Since my upgrade to 4.1.1, I've had a problem with the hobbitd_client crashing at least 3-4 times a day. The core files are generated in hobbit/server/tmp and the process is restarted. An alert is also sent under the test name 'hobbitd_client'. Here is the stack trace from the latest core file. Please note that the server name has been masked after the fact. An interesting side note is that it always seems to dump on the same client server. Note that the client is running the new Hobbit software.
Also, I recently made a change to increase the max message size to 800,000 bytes.
[root at sac-pmon-01 tmp]# gdb ../bin/hobbitd_client core.19313 GNU gdb Red Hat Linux (6.1post-1.20040607.41rh) Copyright 2004 Free Software Foundation, Inc. GDB is free software, covered by the GNU General Public License, and you are welcome to change it and/or distribute copies of it under certain conditions. Type "show copying" to see the conditions. There is absolutely no warranty for GDB. Type "show warranty" for details.
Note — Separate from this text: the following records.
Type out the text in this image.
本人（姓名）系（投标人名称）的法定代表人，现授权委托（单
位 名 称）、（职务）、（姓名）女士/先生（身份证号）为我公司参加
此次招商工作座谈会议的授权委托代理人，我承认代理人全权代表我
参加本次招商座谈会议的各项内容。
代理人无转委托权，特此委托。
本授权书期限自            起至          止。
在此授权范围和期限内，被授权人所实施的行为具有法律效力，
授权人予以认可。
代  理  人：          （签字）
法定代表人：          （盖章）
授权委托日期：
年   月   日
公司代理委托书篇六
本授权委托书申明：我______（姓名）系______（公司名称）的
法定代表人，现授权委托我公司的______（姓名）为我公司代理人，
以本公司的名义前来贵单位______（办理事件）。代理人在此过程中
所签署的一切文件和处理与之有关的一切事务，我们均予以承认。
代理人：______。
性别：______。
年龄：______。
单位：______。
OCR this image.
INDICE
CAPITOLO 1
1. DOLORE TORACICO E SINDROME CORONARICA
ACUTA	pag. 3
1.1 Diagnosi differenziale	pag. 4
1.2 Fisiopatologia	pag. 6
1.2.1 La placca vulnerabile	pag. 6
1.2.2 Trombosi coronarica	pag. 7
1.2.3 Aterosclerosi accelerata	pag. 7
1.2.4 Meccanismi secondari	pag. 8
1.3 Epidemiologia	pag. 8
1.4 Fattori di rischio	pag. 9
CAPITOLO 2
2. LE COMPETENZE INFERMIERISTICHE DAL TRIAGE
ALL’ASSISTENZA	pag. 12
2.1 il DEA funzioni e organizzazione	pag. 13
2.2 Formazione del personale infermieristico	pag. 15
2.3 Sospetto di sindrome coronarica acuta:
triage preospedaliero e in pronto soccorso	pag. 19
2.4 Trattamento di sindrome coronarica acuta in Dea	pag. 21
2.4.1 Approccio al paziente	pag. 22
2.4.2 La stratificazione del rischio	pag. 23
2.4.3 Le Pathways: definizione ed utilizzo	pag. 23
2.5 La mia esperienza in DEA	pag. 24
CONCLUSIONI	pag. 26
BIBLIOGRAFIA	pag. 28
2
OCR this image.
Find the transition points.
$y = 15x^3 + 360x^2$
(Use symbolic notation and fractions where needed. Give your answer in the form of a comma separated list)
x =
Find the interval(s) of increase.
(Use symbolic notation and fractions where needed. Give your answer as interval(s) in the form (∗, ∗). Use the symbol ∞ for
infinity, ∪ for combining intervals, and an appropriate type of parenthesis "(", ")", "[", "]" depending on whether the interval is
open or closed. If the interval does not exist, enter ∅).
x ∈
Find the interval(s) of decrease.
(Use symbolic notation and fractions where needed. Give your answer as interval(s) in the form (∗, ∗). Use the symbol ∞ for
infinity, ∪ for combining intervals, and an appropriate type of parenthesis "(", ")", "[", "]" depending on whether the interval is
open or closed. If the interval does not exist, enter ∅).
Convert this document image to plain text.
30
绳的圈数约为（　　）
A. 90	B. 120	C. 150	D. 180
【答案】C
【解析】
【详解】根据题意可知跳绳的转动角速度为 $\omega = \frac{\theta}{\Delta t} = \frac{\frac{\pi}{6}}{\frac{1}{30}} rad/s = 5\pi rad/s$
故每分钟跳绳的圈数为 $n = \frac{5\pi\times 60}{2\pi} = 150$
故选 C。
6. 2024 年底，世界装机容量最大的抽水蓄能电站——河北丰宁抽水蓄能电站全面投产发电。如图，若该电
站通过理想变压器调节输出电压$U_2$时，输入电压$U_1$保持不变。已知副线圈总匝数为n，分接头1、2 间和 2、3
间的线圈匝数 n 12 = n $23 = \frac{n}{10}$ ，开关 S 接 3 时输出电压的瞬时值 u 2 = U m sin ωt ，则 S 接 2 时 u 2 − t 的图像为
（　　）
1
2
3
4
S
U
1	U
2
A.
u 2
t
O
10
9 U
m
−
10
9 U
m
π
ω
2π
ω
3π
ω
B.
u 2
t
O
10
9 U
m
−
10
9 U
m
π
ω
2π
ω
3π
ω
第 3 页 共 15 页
This GDB was configured as "x86_64-redhat-linux-gnu"...Using host libthread_db library "/lib64/tls/libthread_db.so.1".
Core was generated by `hobbitd_client'. Program terminated with signal 6, Aborted. Reading symbols from /usr/local/lib/libpcre.so.0...done. Loaded symbols for /usr/local/lib/libpcre.so.0 Reading symbols from /lib64/tls/libc.so.6...done. Loaded symbols for /lib64/tls/libc.so.6 Reading symbols from /lib64/ld-linux-x86-64.so.2...done. Loaded symbols for /lib64/ld-linux-x86-64.so.2 #0 0x0000003b1a82e4dd in raise () from /lib64/tls/libc.so.6 (gdb) bt #0 0x0000003b1a82e4dd in raise () from /lib64/tls/libc.so.6 #1 0x0000003b1a82fc8e in abort () from /lib64/tls/libc.so.6 #2 0x000000000040c9a3 in sigsegv_handler (signum=19313) at sig.c:57 #3 <signal handler called> #4 0x0000003b1a86eab0 in strchr () from /lib64/tls/libc.so.6 #5 0x00000000004045bb in handle_solaris_client ( hostname=0x513a8c "wal-ddbs-01.x.x.x.com <http://wal-ddbs-01.x.x.x.com>", hinfo=0x6e5370, sender=0x3d <Address 0x3d out of bounds>, timestamp=4252624, clientdata=0x0) at solaris.c:62 #6 0x0000000000405079 in main (argc=5323443, argv=0x7fffffffd348) at hobbitd_client.c:807 (gdb)
[root at sac-pmon-01 tmp]# gdb ../bin/hobbitd_client core.11307 GNU gdb Red Hat Linux (6.1post-1.20040607.41rh) Copyright 2004 Free Software Foundation, Inc. GDB is free software, covered by the GNU General Public License, and you are welcome to change it and/or distribute copies of it under certain conditions. Type "show copying" to see the conditions. There is absolutely no warranty for GDB. Type "show warranty" for details. This GDB was configured as "x86_64-redhat-linux-gnu"...Using host libthread_db library "/lib64/tls/libthread_db.so.1".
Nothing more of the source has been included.